Depuis que la guerre a commencé
contre Boko Haram au nord du Cameroun, on ne sait pas vraiment ce qui
s'y passe et surtout quels sont véritablement les enjeux. Dans une
atmosphère cette fois institutionnellement francophobe, on peine parfois
à saisir qui fait quoi et pourquoi.
Certains disent que « la déstabilisation du Cameroun vient de la
volonté de la France et de ses complices camerounais d´exploiter sans
partage le plus grand gisement d´uranium au monde.»
Malgré l'évidence d'une propagande populiste en faveur d'un Paul Biya
aux abois qui n'a jamais aimé le peuple camerounais, on ne peut nier
que la France, protectrice inconditionnelle jusque là du régime de Biya,
ne fait jamais rien sans calculer en Afrique. Françafrique oblige.
Ce qui intéressera bon nombre sera la nature de ces "complices"
camerounais. A vrai dire, ce n'est pas la chute probable de Biya qui
devrait réjouir, mais plutôt de savoir quelle clique viendra après lui,
si ce n'est pas la même. En tout cas, cela interpellera ceux qui pensent
que la fin de Biya résoudra le problème du Cameroun, ou qu'une autre
clique fera mieux que lui. La vérité est que l'argent appelle l'argent
et que le rouge monte aux yeux à la vitesse de l'éclair. Les populations
ne sont même pas un alibi pour les suivants. Le "choix du peuple", de
la foutaise. Elles sont superflues dans ces histoires et paient toutes
seules le prix de la braderie et de l'empoisonnement de leurs terres.

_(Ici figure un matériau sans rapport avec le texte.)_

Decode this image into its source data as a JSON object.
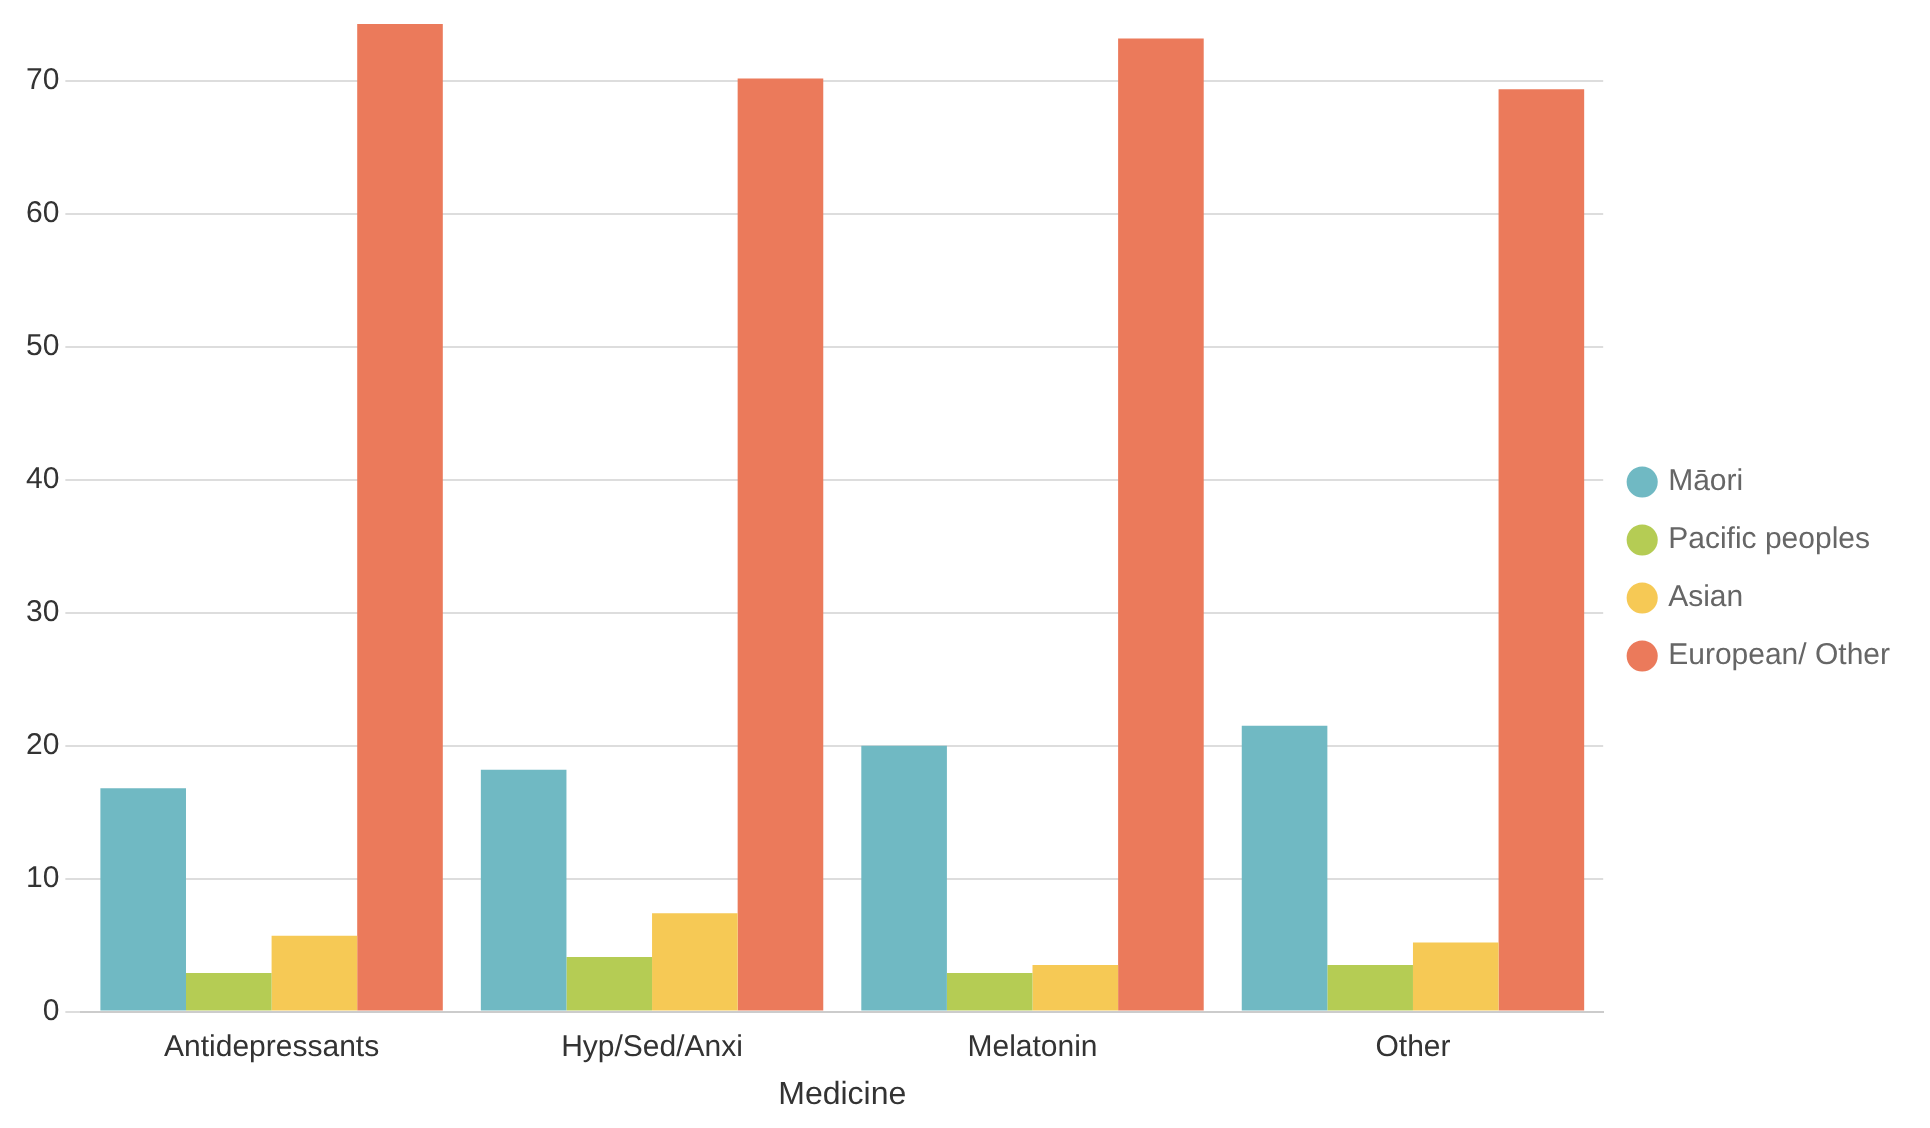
{
  "chart_data": {
    "type": "bar",
    "xlabel": "Medicine",
    "categories": [
      "Antidepressants",
      "Hyp/Sed/Anxi",
      "Melatonin",
      "Other"
    ],
    "series": [
      {
        "name": "Māori",
        "color": "#70b9c3",
        "values": [
          16.8,
          18.2,
          20.0,
          21.5
        ]
      },
      {
        "name": "Pacific peoples",
        "color": "#b5cc54",
        "values": [
          2.9,
          4.1,
          2.9,
          3.5
        ]
      },
      {
        "name": "Asian",
        "color": "#f6c955",
        "values": [
          5.7,
          7.4,
          3.5,
          5.2
        ]
      },
      {
        "name": "European/ Other",
        "color": "#eb7a5b",
        "values": [
          74.3,
          70.2,
          73.2,
          69.4
        ]
      }
    ],
    "ylim": [
      0,
      74.3
    ],
    "yticks": [
      0,
      10,
      20,
      30,
      40,
      50,
      60,
      70
    ],
    "grid": "y",
    "legend": "right"
  }
}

En attendant, Boko Haram, la peste régionale originaire du Nigeria
voisin, a dépassé les frontières et sème la désolation dans les villages
frontaliers du nord camerounais. L'armée nationale est sur place pour
défendre l'intégrité du territoire national. Le sacrifice suprême est
devenu quotidien, autant pour les soldats que pour les civils. Les
Camerounais soutiennent "leur armée", ce BIR (Brigade d'intervention
rapide) qui a plutôt été jusque là utilisé par Biya pour mater les
Camerounais lors de manifestations ou de risques de révoltes.
Mais encore...
Poli. Un bled paumé de 5 700 âmes, à 136 km de Garoua, chef-lieu du
département de Faro, région du Nord. Le coin est considéré par les
connaisseurs comme un scandale géologique. Les longues chaînes de
montagnes qui ceinturent le département regorgent d’importants
gisements, notamment d’uranium et d’or.
Le paradoxe entre les importantes ressources minières que renferme le
sous-sol de Poli et la relative pauvreté dans laquelle vit sa
population n'a rien à envier à la psychose qui s'en est emparé depuis
quelques années.
Au Cameroun, on dénombre 23 réserves d'uranium actuellement en phase
d'exploration dont le gisement des monts Kitongo, à environ 12 km de
Poli, localisé pour la première fois en 1958.
C'est en 2006, que la Nu Energy Corporation Cameroon, filiale de Mega
Uranium Limited basée au Canada, s'intéresse au minerai des monts
Kitongo et obtient l'autorisation de l'explorer.
Sans savoir exactement ce qui se trame depuis des années, la
population locale et avec elle les experts, est consciente des risques
sanitaires, particulièrement les maladies cancéreuses, et
environnementaux liés à l'exploitation de l'uranium dans les sommets des
monts Kitongo. On craint la contamination de l'air et de l'eau, sans
compter l'émission de gaz toxiques. On sait aussi que la population
devra faire avec les expropriations et les déplacements forcés des
habitants d'au moins 12 villages des environs.
Deux principaux projets euranifères sont
en cours au Cameroun, soit à Kitongo au Nord, avec une réserve probable
de 13 125 tonnes, et à Lolodorf au Sud avec des réserves probables de
11 000 tonnes. Selon les experts, la teneur minimale du gisement est de
0,10%, alors que les concentrations en uranium des gisements connus dans
le monde sont comprises entre 0,05 et 0,50%.
La guerre provoquée au nord par Boko Haram, avec un Deby qui accourt
sur le territoire camerounais, au secours de son voisin détesté, style
"loup dans la bergerie", alors que les évidences de sa complicité avec
Boko Haram se sont accumulées, a de forts relents d'agendas cachés, on
s'en doutait. Mais aussi un gout très amer de déjà vu et de chronique
annoncée de sang et de désolation au long cours.
Dans tous les cas, Paul Biya n'est pas en train de se battre contre
Boko Haram pour protéger le peuple camerounais et son territoire.